We left them on their way to Newcastle, which they reached without mishap. A fellow-passenger told them that several disastrous wrecks had occurred at the entrance of Newcastle Harbor, which was formerly very dangerous when the wind blew heavily from the south-east. A breakwater has been constructed that greatly diminishes the danger, as it protects the bar from the heavy seas which formerly swept over it. Newcastle is the outlet of a considerable extent of country, but its principal business is in coal, of which it ships more than two million tons annually. The town has many evidences of prosperity, and its appliances for handling coal are extensive and excellent.

One of the citizens volunteered to show our friends the coal-mines. While they were making the round of the place he said that a careful estimate showed that the coal-seams now being worked contained enough coal to keep up the present rate of production for five hundred and twelve years. There are thirty-five seams of coal, varying from five to twelve feet in thickness, and one seam—the Greta—is twenty-one feet thick. Nearly five thousand miners are employed underground, and one thousand at the mouths of the mines. The deepest workings are those of the Greta, four hundred and fifty feet, and the Stockton, three hundred and eighty feet. The authorities of Newcastle believe they have the finest appliances for handling coal that are to be found anywhere, and Doctor Bronson said he certainly did not know of any that surpassed them.

COMPLETING THE RAILWAY.

Since the visit of our friends we are told that the railway from Sydney to Newcastle has been completed, and also the line which connects with the one from Brisbane, at the frontier between New South Wales and Queensland. From Newcastle they went by land to Brisbane; near Tenterfield they left the railway for a coach-ride of forty miles, which brought them to Stanthorpe, where they found a train to carry them to their destination. At several points on their coach-ride they saw the working-parties making cuttings and fillings along the route for the railway that now completes the connection between the capitals of the colonies of Queensland and New South Wales. There is now continuous railway communication from Brisbane to Adelaide, a distance of very nearly eighteen hundred miles.

The train left Newcastle at 7.15 in the morning, and brought them to Tenterfield at a little past midnight, the distance being three hundred and eighty-one miles. It carried them through a country of varied characteristics—hill, valley, plain, mountain, forest, and open country presenting themselves in succession. "It can be briefly described," said Frank, "as an agricultural, pastoral, and mining region, some of it being of great value, and other parts quite forbidding in aspect, owing to the scarcity of water. We passed through some of the gold-fields of New South Wales, but did not stop to visit them. We were told that considerable quantities of diamonds had been obtained near Bingera, one hundred and ten miles north from Tamworth, an important town on the railway, about half-way between Newcastle and Tenterfield.

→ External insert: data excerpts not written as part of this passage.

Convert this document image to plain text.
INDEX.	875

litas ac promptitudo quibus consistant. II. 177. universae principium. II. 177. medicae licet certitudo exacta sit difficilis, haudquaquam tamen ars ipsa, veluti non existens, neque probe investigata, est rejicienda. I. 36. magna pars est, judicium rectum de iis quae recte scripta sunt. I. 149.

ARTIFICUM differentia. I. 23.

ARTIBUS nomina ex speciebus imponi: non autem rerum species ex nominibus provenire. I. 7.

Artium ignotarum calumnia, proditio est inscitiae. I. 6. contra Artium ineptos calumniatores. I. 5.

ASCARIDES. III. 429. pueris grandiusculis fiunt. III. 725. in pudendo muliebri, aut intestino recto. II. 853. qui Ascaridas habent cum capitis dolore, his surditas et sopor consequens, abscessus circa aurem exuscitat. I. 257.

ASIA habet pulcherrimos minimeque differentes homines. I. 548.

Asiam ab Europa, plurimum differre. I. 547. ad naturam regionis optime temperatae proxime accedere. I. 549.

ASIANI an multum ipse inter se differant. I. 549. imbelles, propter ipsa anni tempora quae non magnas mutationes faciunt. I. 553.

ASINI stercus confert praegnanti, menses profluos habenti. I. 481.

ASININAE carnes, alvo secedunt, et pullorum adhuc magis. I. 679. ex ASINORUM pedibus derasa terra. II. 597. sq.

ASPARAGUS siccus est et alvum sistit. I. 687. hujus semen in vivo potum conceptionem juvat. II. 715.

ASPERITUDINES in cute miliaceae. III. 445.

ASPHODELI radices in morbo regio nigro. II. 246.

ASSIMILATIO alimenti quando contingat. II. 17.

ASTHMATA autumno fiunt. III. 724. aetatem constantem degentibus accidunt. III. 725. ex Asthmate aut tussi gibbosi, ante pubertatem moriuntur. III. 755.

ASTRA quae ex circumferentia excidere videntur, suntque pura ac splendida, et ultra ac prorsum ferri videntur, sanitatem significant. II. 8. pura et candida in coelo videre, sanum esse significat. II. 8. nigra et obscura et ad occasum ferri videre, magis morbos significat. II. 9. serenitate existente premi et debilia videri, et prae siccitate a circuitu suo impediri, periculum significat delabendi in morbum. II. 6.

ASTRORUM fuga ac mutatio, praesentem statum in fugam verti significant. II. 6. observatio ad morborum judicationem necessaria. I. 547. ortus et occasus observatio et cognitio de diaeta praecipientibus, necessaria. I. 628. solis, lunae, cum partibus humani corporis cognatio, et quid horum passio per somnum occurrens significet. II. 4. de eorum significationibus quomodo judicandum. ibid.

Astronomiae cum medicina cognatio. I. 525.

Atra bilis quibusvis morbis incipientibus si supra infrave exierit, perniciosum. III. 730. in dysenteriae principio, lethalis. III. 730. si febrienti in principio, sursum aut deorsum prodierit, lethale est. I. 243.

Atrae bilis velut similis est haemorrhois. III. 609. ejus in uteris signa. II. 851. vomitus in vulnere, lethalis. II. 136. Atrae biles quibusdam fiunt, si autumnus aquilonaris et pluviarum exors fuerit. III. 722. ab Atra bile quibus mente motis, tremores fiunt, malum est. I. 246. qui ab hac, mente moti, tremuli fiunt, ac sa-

"The names of stations on the line of railway are a curious mixture of native and foreign words; the foreign ones including English, Scotch, Irish, and American, together with some that were difficult to classify. For example, there were Murrurundi, Boggabri, Currabubula, and Moonbi, all of Australian origin; and then we found Hamilton, Lochinvar, Dundee, Stonehenge, Emerald Hill, Kentucky, and other familiar words. Then followed Doughboy Hollow, Honeysuckle Point, Kelly's Plains, and Willow Tree, which reminded us of names that we had heard in the Pacific States of America.

"Occasionally we saw herds of cattle and flocks of sheep, and were not surprised to learn that the country is considered an excellent region for raising those animals. We passed through forests of gum-trees, as they are called here, the ordinary appellation of the Eucalyptus, of which there are many varieties. Compared with the trees of England and America, the gum-tree is not beautiful, and no one would think of growing it for ornament alone, but on the whole it is by no means ill-looking. The leaves do not spread out horizontally, but depend vertically from the boughs. Consequently the tree gives little shade in the daytime, but the traveller who passes through a gum forest at night blesses this peculiarity of the tree, as it admits the light of the moon and stars, to the great advantage of the wayfarer. Compared with European trees, the verdure of the Eucalyptus is scanty, and its green is rather sombre. Some of the varieties of this tree are far more attractive than others, the handsomest of all being the Banksia, named after Sir Joseph Banks.